Tıpkı kaynak şöyleki devam etti: “(BOTAŞ’ın) bankalardan borçlanmasında da bilançosu niçiniyle bu yıl kasvetler çekmeye başladı. Bankalar mevcut durumda kaynak kullandırmaya sıcak bakmadı.”

Durun, daha var. Muhtemel KKM faiz ödemelerini hesaba katmadık bile. Bu çalma makale fazlaca uzamasın diye, size hesaplayan bedelli müellifimiz Erol Taşdelen’nin “Bankalarda ceza yeme gerilimi başladı” makalesinin linki veriyorum.

Gedik Yatırım “GSYH büyümesinde yavaşlama, faiz harcamalarında artış ve genişleyici maliye siyaseti uygulanacağı beklentilerimize bağlı olarak, bütçe açığı/GSYH oranının 2022 yılı ortasında %4,0 yanlışsız yükselişe geçebileceğini düşünüyoruz” yorumunu yaptı.

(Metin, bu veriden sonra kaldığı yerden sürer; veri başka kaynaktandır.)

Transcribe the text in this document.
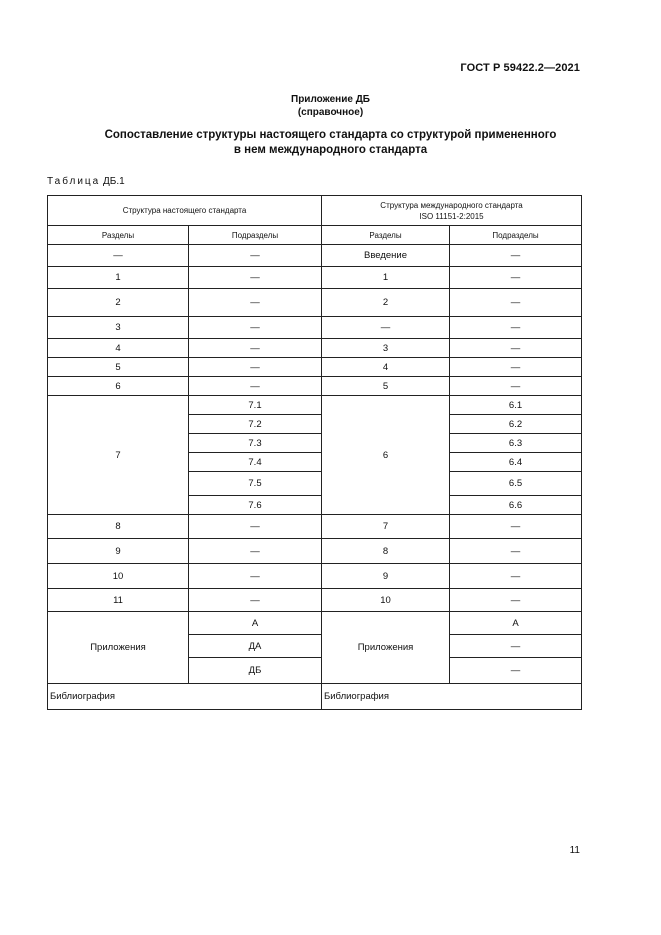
ГОСТ Р 59422.2—2021
Приложение ДБ
(справочное)
Сопоставление структуры настоящего стандарта со структурой примененного
в нем международного стандарта
Таблица ДБ.1
Структура настоящего стандарта		Структура международного стандарта
ISO 11151-2:2015	
Разделы	Подразделы	Разделы	Подразделы
—	—	Введение	—
1	—	1	—
2	—	2	—
3	—	—	—
4	—	3	—
5	—	4	—
6	—	5	—
7	7.1	6	6.1
	7.2		6.2
	7.3		6.3
	7.4		6.4
	7.5		6.5
	7.6		6.6
8	—	7	—
9	—	8	—
10	—	9	—
11	—	10	—
Приложения	А	Приложения	А
	ДА		—
	ДБ		—
Библиография		Библиография	
11
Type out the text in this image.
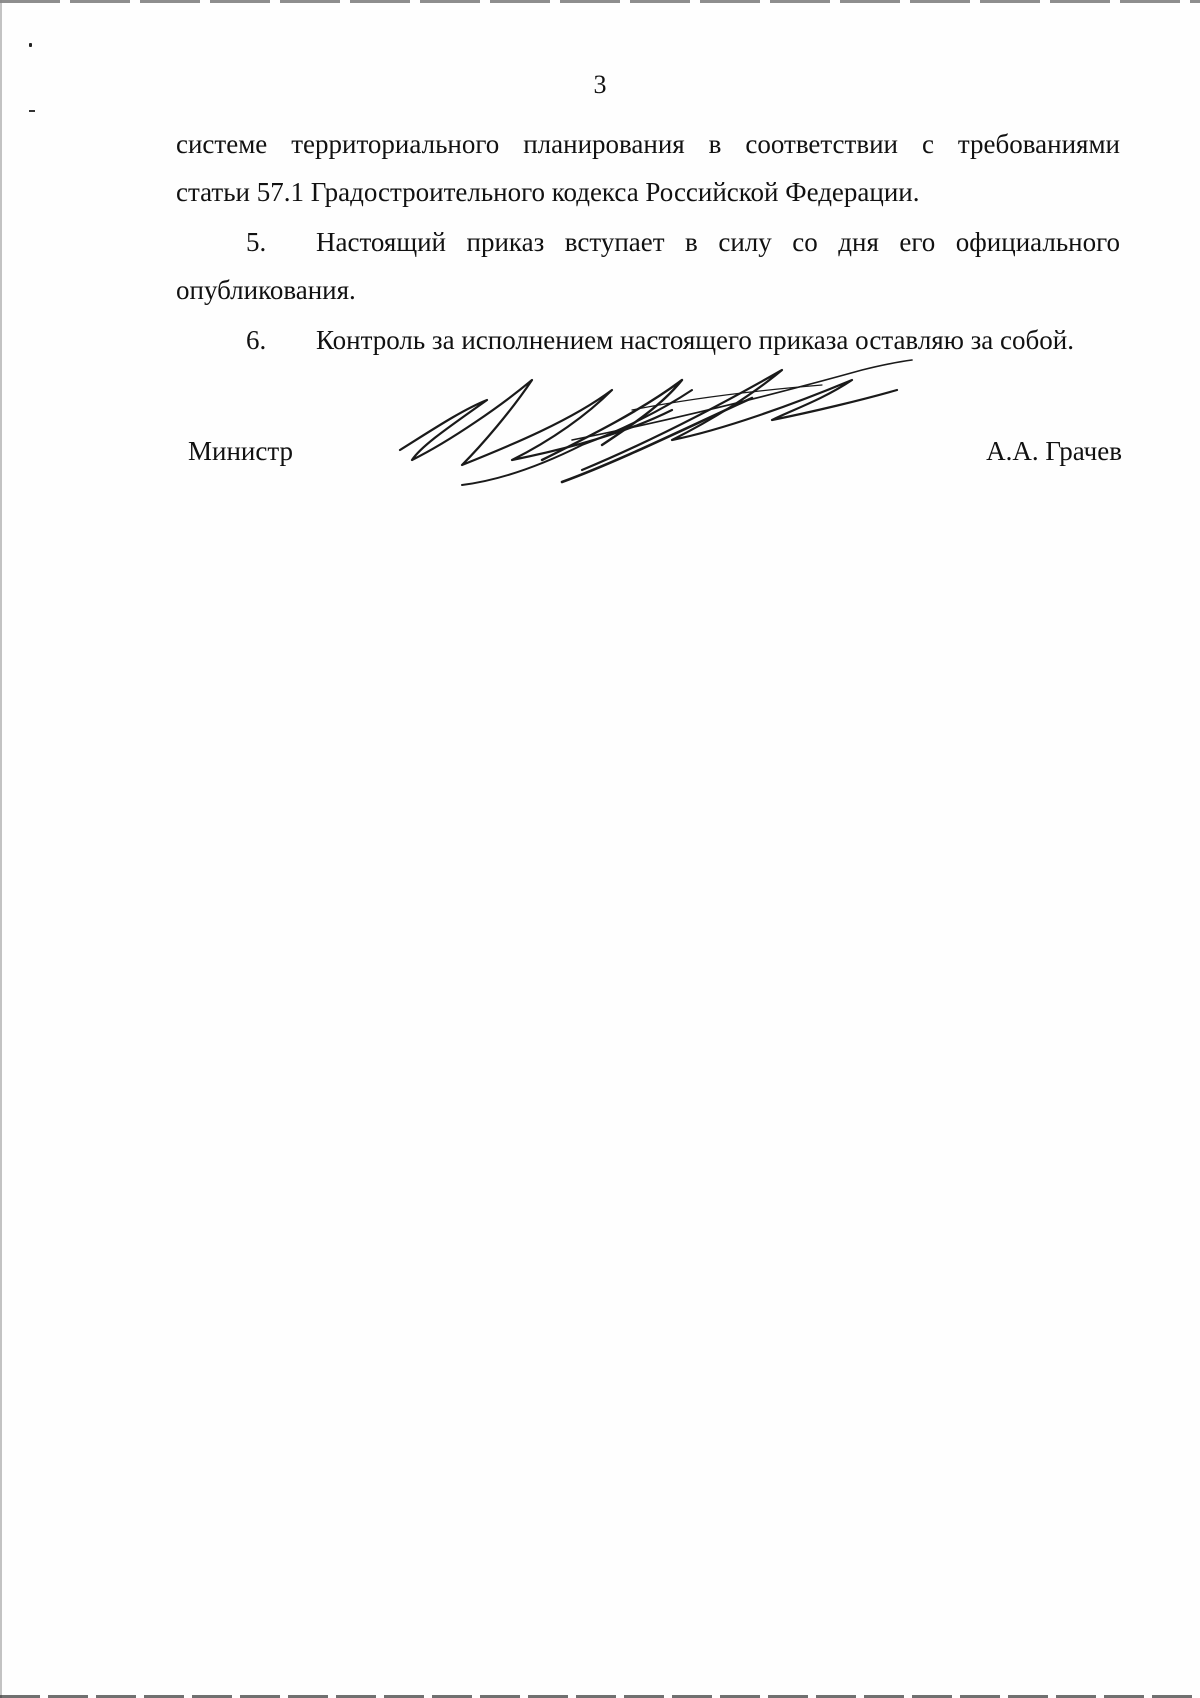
3
системе территориального планирования в соответствии с требованиями
статьи 57.1 Градостроительного кодекса Российской Федерации.
5. Настоящий приказ вступает в силу со дня его официального
опубликования.
6. Контроль за исполнением настоящего приказа оставляю за собой.
Министр	А.А. Грачев
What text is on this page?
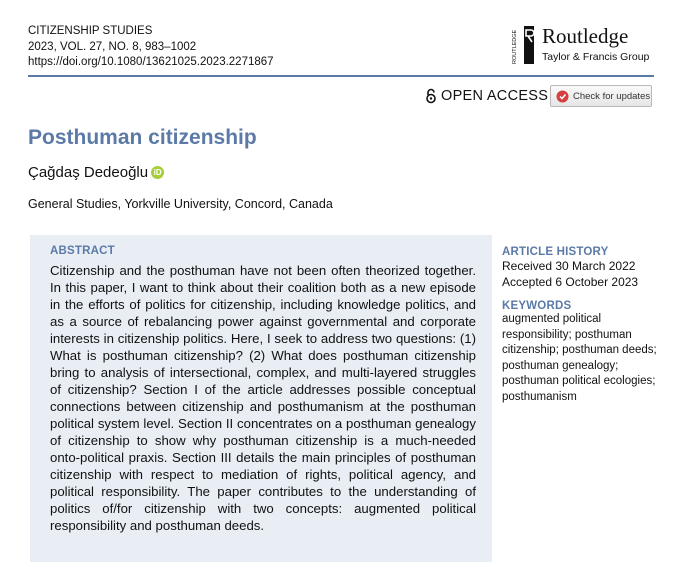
CITIZENSHIP STUDIES
2023, VOL. 27, NO. 8, 983–1002
https://doi.org/10.1080/13621025.2023.2271867	ROUTLEDGE Routledge
Taylor & Francis Group
OPEN ACCESS	Check for updates
Posthuman citizenship
Çağdaş Dedeoğlu iD
General Studies, Yorkville University, Concord, Canada
ABSTRACT
Citizenship and the posthuman have not been often theorized together. In this paper, I want to think about their coalition both as a new episode in the efforts of politics for citizenship, including knowledge politics, and as a source of rebalancing power against governmental and corporate interests in citizenship politics. Here, I seek to address two questions: (1) What is posthuman citizenship? (2) What does posthuman citizenship bring to analysis of intersectional, complex, and multi-layered struggles of citizenship? Section I of the article addresses possible conceptual connections between citizenship and posthumanism at the posthuman political system level. Section II concentrates on a posthuman genealogy of citizenship to show why posthuman citizenship is a much-needed onto-political praxis. Section III details the main principles of posthuman citizenship with respect to mediation of rights, political agency, and political responsibility. The paper contributes to the understanding of politics of/for citizenship with two concepts: augmented political responsibility and posthuman deeds.
ARTICLE HISTORY
Received 30 March 2022
Accepted 6 October 2023
KEYWORDS
augmented political responsibility; posthuman citizenship; posthuman deeds; posthuman genealogy; posthuman political ecologies; posthumanism
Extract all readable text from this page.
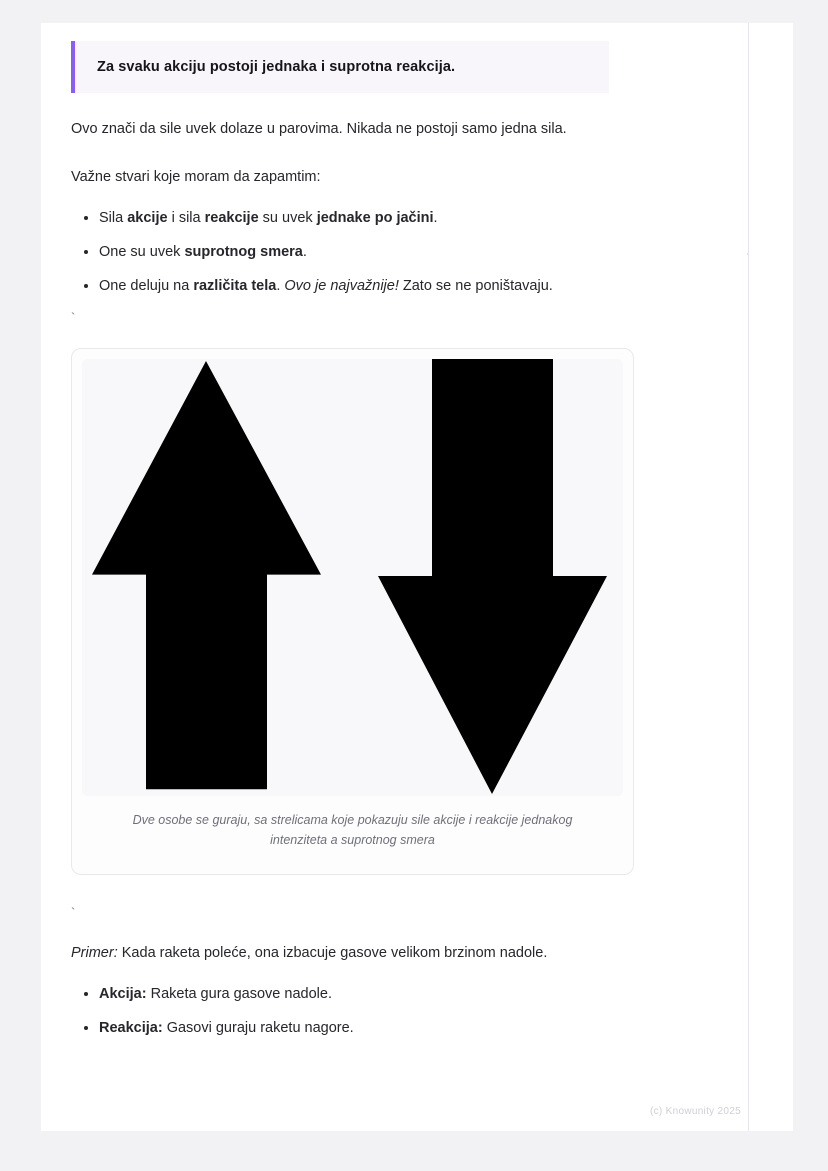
Za svaku akciju postoji jednaka i suprotna reakcija.

Ovo znači da sile uvek dolaze u parovima. Nikada ne postoji samo jedna sila.

Važne stvari koje moram da zapamtim:

• Sila akcije i sila reakcije su uvek jednake po jačini.
• One su uvek suprotnog smera.
• One deluju na različita tela. Ovo je najvažnije! Zato se ne poništavaju.

`

Dve osobe se guraju, sa strelicama koje pokazuju sile akcije i reakcije jednakog intenziteta a suprotnog smera

`

Primer: Kada raketa poleće, ona izbacuje gasove velikom brzinom nadole.

• Akcija: Raketa gura gasove nadole.
• Reakcija: Gasovi guraju raketu nagore.
(c) Knowunity 2025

Lakin, makyaj aktığında ortaya çıkacak açık, Hazine’nin iç ve dış borçlanmasında tıkanıklık yaratacak boyutta şişmiş olabilir. Bütçede bozulma sürerken, kredi derecelendirme kuruluşlarının bir daha not indirimine gitmesi mümkünlük dahilinde. Yükselen CDS primlerinin banka ve finans dışı kuruluşların borçlanma maliyetlerini üst çekmesi kuvvetli olasılıklar.

İşin en acı tarafı da, epey hile, desise ve coşan harcamalara karşın, seçim öncesi arzu edilen büyüme sağlanamayacak. Son 2 hafta ortasında S&P Küresel Türkiye 2022 büyüme oranını %2.4’e, Avrupa İmar ve Kalkınma Bankası yüzde 3,5’ten yüzde 2’ye indirdi. Dünya Bankası büyüme beklentilerini de revize etti. Buna göre, Türkiye iktisadının büyüme beklentisi 2022 için yüzde 2’den yüzde 1,4’e düşürülürken, 2023 için yüzde 3’den yüzde 3,2’ye yükseltildi.

UNDP, düşük ve orta gelirli 120 iktisadın borç kırılganlık göstergelerini inceleyerek hazırladığı borç kırılganlık raporunu deklare etti.

Raporda 72 ülkenin borç ödeme yetkinliklerinin risk altında olduğu belirtilirken bunun 19 adedinin ise her an temerrüte düşebileceğini yahut düşmüş olduğunu gözler önüne serildi. Türkiye raporun ‘yüksek spekülatif’ kategorisinde yer aldı.

“Yüksek spekülatif kırılganlıkla”, %3.2 büyümeyle seçim kazanılır mı?

Websitemde yenilemelere dikkatinizi çekeyim

ParaAnaliz İngilizce You Tube kanalı Real Turkey Channel’i da ziyaret edin de biraz trafik yapalım ya!